The experience of care in LMICs is an overlooked, yet critically important topic. Key to measuring and improving the quality of antenatal care is understanding the experience of care from those who receive and deliver services. Notably, measurement of quality of care has historically focused on facility inputs and provision of care. We highlight the importance of incorporating experience of care into future quality improvement activities and quality measures. By doing so, we identify barriers and facilitating factors of practical use to policy-makers and governments in LMICs who aim to improve ANC service coverage and reduce maternal mortality.

Acknowledgements

The authors wish to thank Health Promotion Tanzania for their assistance with data collection and conducting interviews. We are grateful to the regional and district health authorities, health facility managers, health providers, and community leaders in Tanga Region, Tanzania and to the women who generously shared their time and insights in this research. We would also like to thank the members of the NEP Technical Task Team (Clement Kihinga, Deogratius Malamsha, and Yasinta Tabu) as well as Elizabeth Fox and Katharine Shelley at JHSPH for their contribution to the study. In addition, the authors wish to acknowledge Global Affairs Canada for their support of the National Evaluation Platform as well as the Tanzania National Bureau of Statistics, the home institution of the National Evaluation Platform in Tanzania, who helped make this work possible.
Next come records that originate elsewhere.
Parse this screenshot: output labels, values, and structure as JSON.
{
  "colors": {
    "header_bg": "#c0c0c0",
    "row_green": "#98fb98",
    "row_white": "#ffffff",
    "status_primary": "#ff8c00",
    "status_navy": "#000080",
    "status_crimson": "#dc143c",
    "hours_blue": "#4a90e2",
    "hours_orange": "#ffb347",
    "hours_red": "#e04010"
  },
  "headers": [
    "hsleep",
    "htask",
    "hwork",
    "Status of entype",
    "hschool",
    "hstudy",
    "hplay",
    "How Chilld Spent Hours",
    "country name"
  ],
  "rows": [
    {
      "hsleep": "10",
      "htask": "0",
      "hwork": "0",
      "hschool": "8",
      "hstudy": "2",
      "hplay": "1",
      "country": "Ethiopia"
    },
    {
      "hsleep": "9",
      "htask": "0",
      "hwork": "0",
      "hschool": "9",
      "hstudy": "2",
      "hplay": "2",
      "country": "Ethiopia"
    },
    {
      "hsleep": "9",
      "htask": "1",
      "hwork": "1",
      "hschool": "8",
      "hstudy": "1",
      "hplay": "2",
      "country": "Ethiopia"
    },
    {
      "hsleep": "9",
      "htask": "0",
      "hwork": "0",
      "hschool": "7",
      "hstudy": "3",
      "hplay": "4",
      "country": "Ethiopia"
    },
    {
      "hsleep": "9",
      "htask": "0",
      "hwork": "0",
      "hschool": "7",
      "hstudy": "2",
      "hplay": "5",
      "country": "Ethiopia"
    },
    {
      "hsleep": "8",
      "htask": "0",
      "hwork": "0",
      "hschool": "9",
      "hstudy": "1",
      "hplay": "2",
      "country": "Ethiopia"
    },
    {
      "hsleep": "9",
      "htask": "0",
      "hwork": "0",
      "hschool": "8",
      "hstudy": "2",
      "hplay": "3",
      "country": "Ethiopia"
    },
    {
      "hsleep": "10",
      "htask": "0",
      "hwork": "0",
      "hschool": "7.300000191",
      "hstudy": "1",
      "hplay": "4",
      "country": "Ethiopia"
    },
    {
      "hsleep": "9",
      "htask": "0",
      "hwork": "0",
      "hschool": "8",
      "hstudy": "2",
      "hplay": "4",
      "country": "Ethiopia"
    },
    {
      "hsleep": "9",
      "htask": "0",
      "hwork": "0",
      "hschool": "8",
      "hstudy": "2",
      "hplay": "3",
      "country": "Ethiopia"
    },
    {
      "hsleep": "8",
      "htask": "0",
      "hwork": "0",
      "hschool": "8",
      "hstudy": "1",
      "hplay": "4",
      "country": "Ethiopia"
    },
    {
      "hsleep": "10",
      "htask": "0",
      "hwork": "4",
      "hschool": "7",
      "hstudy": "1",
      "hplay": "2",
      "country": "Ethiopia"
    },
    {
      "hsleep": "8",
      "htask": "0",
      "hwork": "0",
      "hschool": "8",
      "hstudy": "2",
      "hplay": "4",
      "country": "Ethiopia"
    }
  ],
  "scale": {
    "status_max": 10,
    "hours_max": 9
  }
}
Ethics approval: The study was approved for ethical clearance by both the Institutional Review Boards of JHSPH in Baltimore, Maryland (IRB No. 00007487) and the National Institute for Medical Research in Dar es Salaam, Tanzania (Ref. No. NIMR/HQ/R.8a/Vol. IX/2378).

Notes

[1] Funding: This work was completed as part of the National Evaluation Platform project with funding from the Department of Global Affairs Canada. The funder had no role in the study design, data collection, analysis and interpretation of data, or manuscript writing.

[2] Author contributions: AS and RH designed the study. AS and JG conducted the data analysis. AS prepared the first version of the manuscript. All authors provided comments on subsequent drafts and approved the final version of the manuscript.

[3] Competing interests: The authors completed the Unified Competing Interest form at www.icmje.org/coi_disclosure.pdf (available upon request from the corresponding author), and declare no conflicts of interest.